A band called Eventine played songs old and new, from The Cult to Sister Sledge and all points in between.
On the way we dropped in on Mr Morrison's four-real-ales-for-£5.50 offer and equipped ourselves with various Brains SAs, Edens, Doom Bars and Spitfires.
The only epic fail on the beer front was a bottle of Cocker Hoop that smelled as if a dog had farted in it.
Dancers getting all unnecessary on the parquet floor included Mr and Mrs Skoda, Nanna, DIY Dave, Sun God, Redwine and, of course, the Fangios. Jamie the Legs is way too cool to dance, Elmer and the Caerphilly Kid are nursing injuries and Rachel was in the zone ahead of the Taunton Half the next morning.

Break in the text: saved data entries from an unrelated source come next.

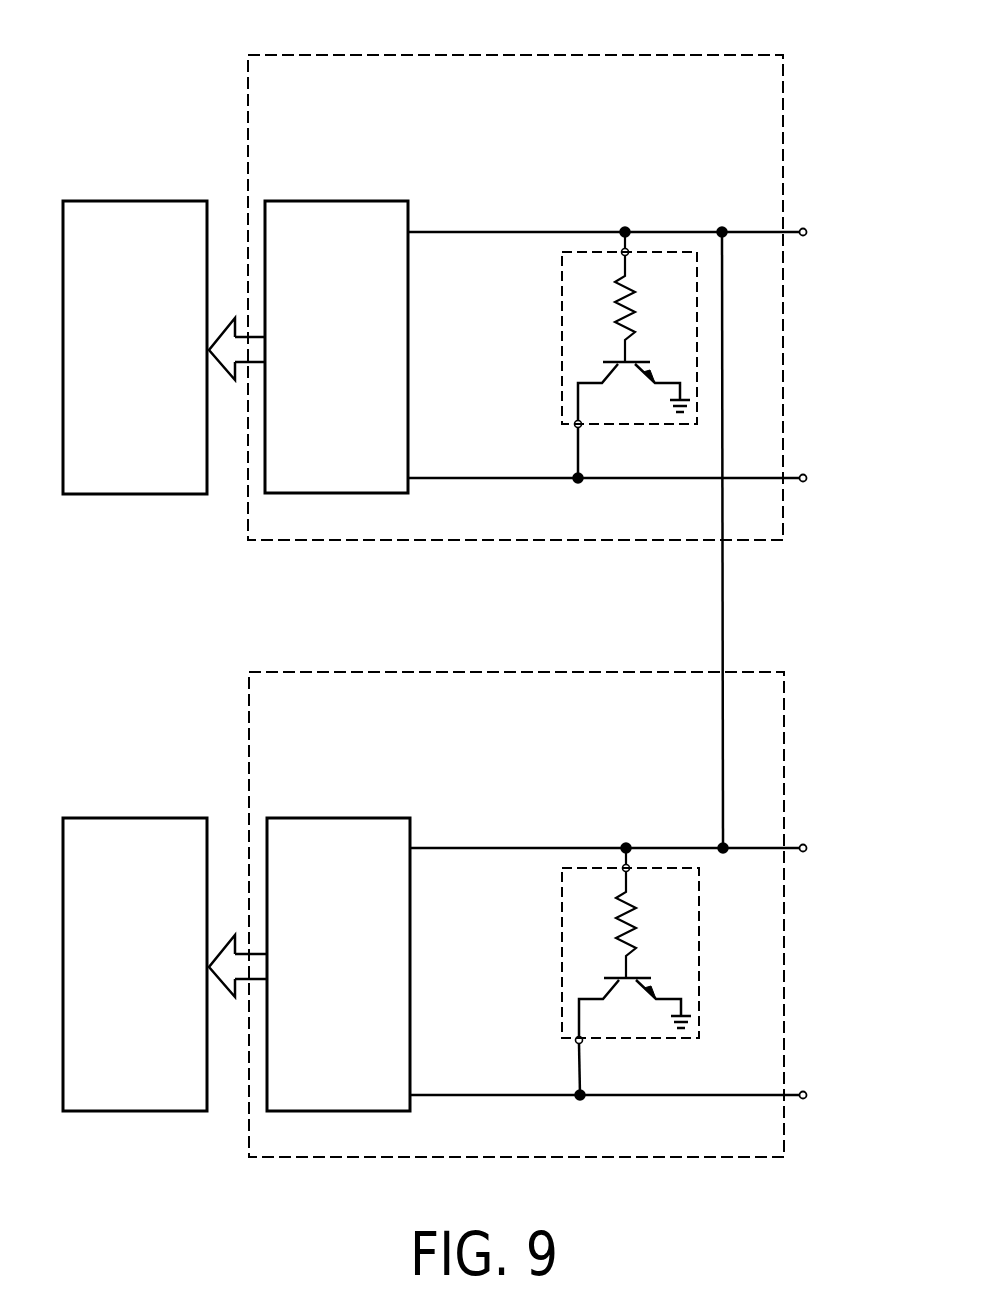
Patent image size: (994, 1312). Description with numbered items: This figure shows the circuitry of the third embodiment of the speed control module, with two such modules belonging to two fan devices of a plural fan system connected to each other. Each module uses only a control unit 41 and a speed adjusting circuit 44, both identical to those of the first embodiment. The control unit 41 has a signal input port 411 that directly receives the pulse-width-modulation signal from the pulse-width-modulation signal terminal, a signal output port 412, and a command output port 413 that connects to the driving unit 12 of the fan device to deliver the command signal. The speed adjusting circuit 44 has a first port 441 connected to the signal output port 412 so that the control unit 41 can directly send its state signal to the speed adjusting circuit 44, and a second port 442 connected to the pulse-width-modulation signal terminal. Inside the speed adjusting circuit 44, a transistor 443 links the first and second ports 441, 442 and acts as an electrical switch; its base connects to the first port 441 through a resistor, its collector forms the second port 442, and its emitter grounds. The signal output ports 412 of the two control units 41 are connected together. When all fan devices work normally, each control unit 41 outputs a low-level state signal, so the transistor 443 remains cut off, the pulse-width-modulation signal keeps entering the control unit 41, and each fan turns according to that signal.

The driving unit 12 is at (166, 200).
The control unit 41 is at (368, 207).
The signal input port 411 is at (410, 478).
The signal output port 412 is at (410, 232).
The command output port 413 is at (264, 344).
The speed adjusting circuit 44 is at (686, 252).
The first port 441 is at (628, 250).
The second port 442 is at (582, 426).
The transistor 443 is at (640, 361).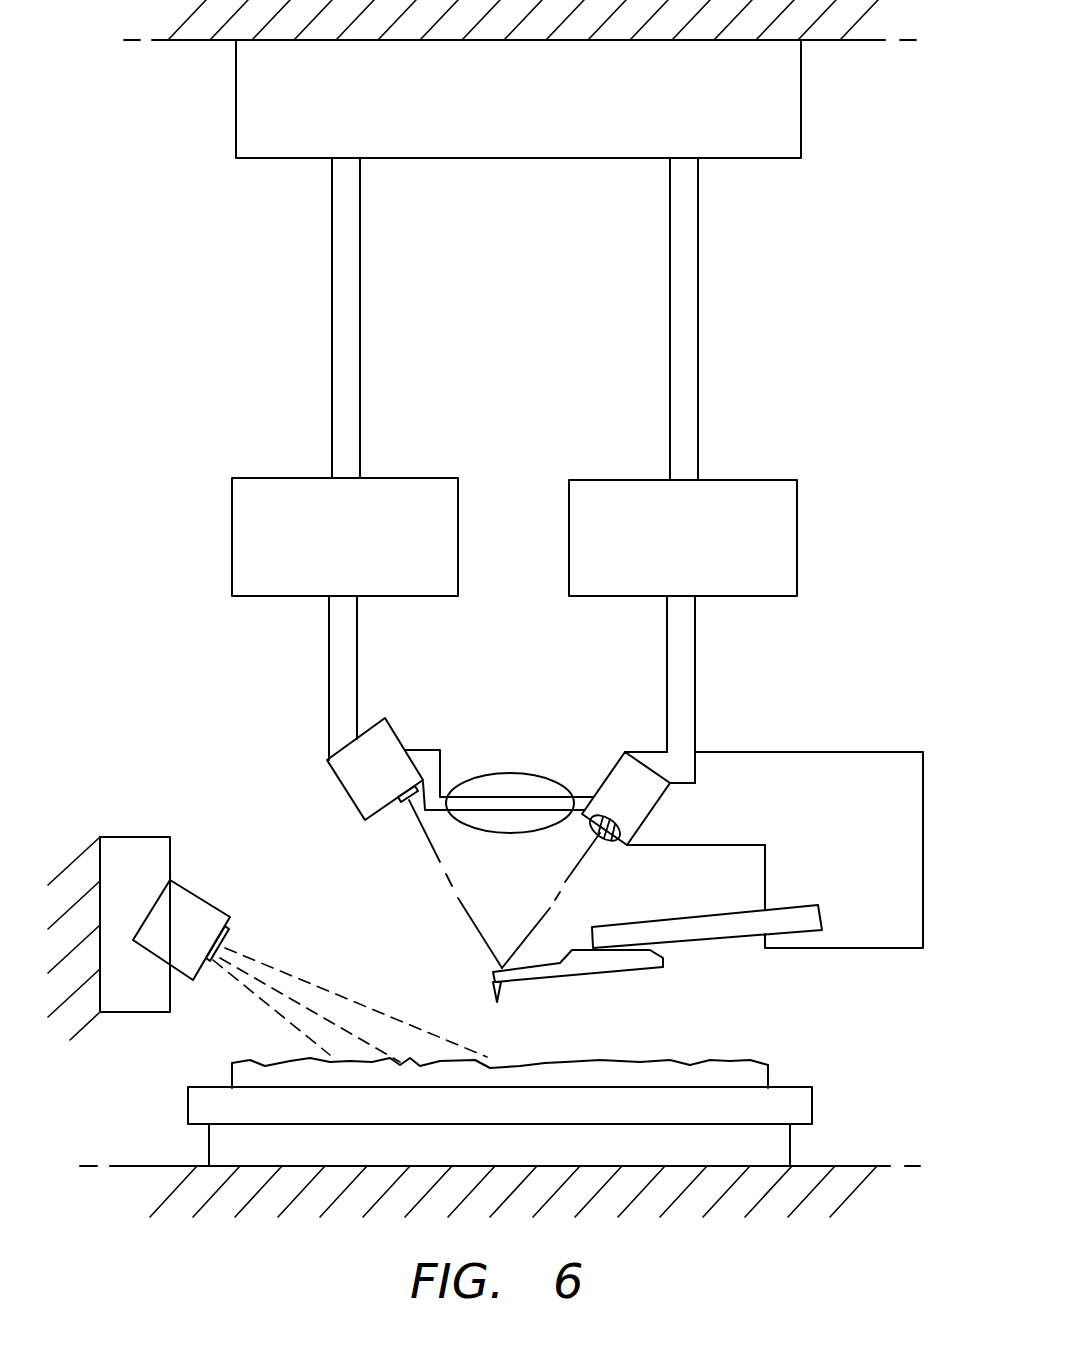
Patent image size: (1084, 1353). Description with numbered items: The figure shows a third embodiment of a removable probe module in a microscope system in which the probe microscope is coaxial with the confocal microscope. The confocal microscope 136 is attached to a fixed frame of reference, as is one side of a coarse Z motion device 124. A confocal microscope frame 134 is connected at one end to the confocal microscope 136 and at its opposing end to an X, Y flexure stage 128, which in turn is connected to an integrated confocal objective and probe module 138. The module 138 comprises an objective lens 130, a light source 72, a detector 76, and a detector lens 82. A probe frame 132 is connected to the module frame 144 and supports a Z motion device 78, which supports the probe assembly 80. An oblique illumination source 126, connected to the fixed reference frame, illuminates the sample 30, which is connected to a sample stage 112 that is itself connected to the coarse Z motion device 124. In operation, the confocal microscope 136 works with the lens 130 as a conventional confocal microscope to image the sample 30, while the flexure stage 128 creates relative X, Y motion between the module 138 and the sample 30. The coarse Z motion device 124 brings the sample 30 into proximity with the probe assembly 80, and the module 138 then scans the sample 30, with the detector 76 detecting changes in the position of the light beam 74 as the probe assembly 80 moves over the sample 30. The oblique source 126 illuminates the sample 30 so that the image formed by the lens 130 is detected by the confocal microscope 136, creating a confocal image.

The confocal microscope 136 is at (803, 112).
The confocal microscope frame 134 is at (700, 283).
The X, Y flexure stage 128 is at (762, 491).
The module frame 144 is at (697, 670).
The probe frame 132 is at (873, 763).
The integrated confocal objective and probe module 138 is at (242, 690).
The objective lens 130 is at (507, 775).
The detector 76 is at (600, 782).
The light source 72 is at (335, 773).
The detector lens 82 is at (614, 842).
The light beam 74 is at (465, 915).
The Z motion device 78 is at (805, 912).
The probe assembly 80 is at (622, 962).
The oblique illumination source 126 is at (205, 905).
The sample 30 is at (715, 1068).
The sample stage 112 is at (792, 1098).
The coarse Z motion device 124 is at (790, 1145).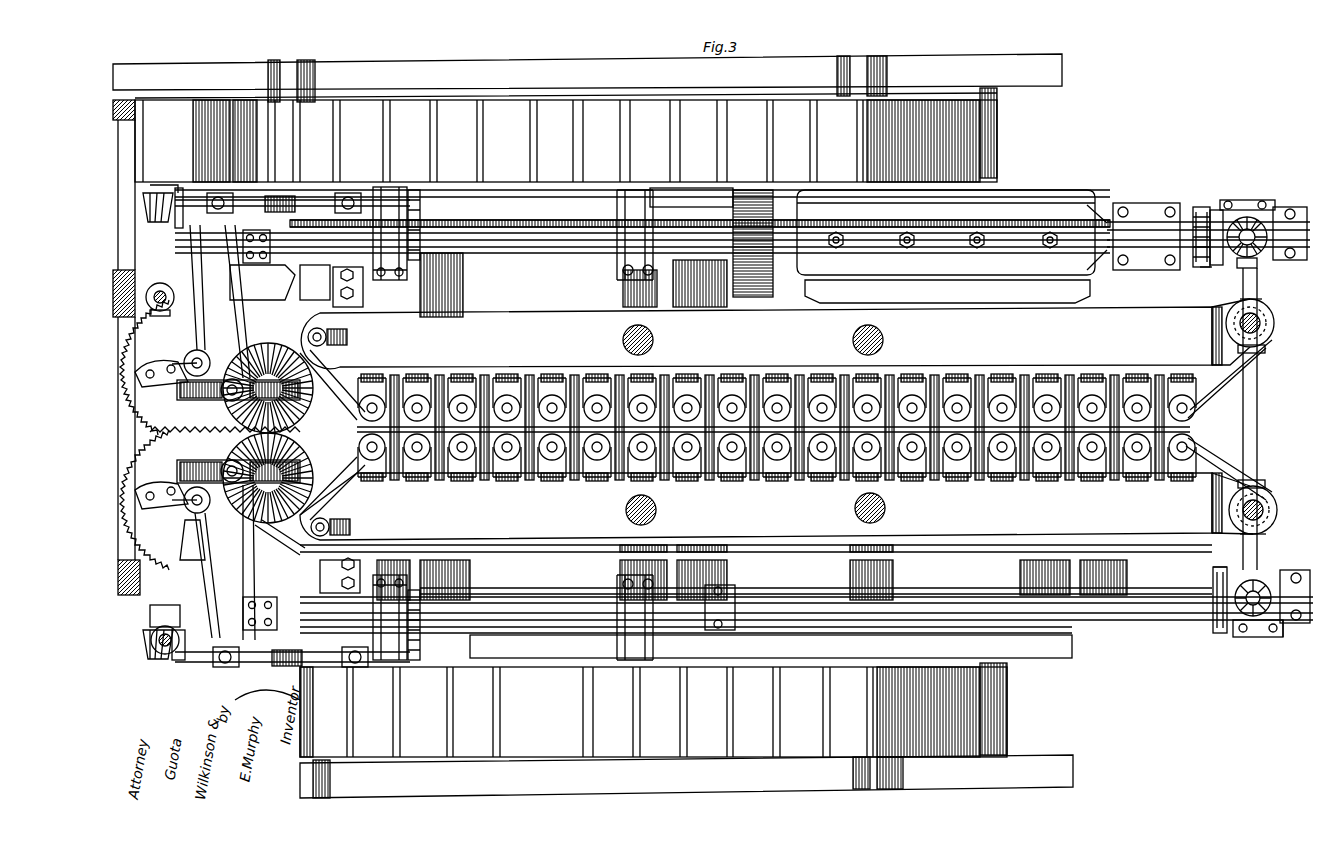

She went on to run a personal best, so the decision was clearly the right one.
I had on my shiny dancing shoes, and was in a zone of my own. Redwine was rocking out like a heavy metal chick, whatever one of those is, and the Fangios showed as usual that they are far too good at this kind of thing.
Sun God and I got our timing all wrong and were on a visit to the gentlemen's convenience to rid ourselves of some of Mr Morrison's ales when the band launched into 'Sweet Child o' Mine', as played by Mr Axl Rose and his Guns n' Roses (their abbreviations, not mine).
Fortunately we made it back out on to the dance floor in time to see Mr Fangio pick up one of Eventine's spare guitars (they didn't seem to mind) and leap up on stage to give it everything he had.
It was, we thought, a defining moment in rock music history.
I nearly celebrated by drinking the dog-fart beer, but it wasn't that defining.
Later we said our goodbyes to Mr Fangio and advised him to keep his head down and work on his sprinting.
We'll just have to do it all again when he comes back.